2. Allegiant (Divergent, Book 3) by Veronica Roth. I am making progress with this trilogy. I must say I am not completely sold on the worldbuilding, which shows its limits in book 2 and 3. The characters, however, have gained depth and keep readers glued to the story even when the background fades at times. I’ll probably go on reading even further in the saga.
3. The Ugly Renaissance by Alexander Lee. Another non-fiction book, this one on Modern History, exploring a side of the Renaissance not everybody knows about.

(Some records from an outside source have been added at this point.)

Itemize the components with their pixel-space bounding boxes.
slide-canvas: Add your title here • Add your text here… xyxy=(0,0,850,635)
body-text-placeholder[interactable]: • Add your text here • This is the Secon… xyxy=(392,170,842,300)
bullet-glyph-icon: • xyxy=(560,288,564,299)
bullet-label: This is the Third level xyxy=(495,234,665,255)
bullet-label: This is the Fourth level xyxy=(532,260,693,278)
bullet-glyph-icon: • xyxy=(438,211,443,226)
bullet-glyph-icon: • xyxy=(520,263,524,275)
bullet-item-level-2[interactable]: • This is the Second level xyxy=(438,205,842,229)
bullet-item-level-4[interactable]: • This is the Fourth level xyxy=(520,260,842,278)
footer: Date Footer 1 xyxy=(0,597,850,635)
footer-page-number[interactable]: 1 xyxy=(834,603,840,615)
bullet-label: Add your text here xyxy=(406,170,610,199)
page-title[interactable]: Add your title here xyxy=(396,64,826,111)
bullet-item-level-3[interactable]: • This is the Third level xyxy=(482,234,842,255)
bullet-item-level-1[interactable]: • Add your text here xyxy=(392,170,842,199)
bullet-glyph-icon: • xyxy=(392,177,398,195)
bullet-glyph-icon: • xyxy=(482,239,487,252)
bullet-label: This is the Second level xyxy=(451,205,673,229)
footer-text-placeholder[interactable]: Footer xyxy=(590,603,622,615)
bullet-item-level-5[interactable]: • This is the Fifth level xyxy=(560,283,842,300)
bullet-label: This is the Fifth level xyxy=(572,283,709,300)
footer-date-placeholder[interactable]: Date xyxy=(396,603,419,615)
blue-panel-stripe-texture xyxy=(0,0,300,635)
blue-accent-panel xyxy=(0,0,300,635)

“Renowned as an age of artistic rebirth, the Renaissance is cloaked with an aura of beauty and brilliance. But behind the Mona Lisa’s smile lurked a seamy, vicious world of power politics, perversity and corruption that has more in common with the present day than anyone dares to admit. Enter a world of corrupt bankers, greedy politicians, sex-crazed priests, rampant disease, and lives of extravagance and excess. Enter the world of the ugly Renaissance. Uncovering the hidden realities beneath the surface of the period’s best-known artworks, historian Alexander Lee takes the reader on a breathtaking and unexpected journey through the Italian past and shows that, far from being the product of high-minded ideals, the sublime monuments of the Renaissance were created by flawed and tormented artists who lived in an ever-expanding world of bigotry and hatred.“
What’s about your books for the month? Let me know!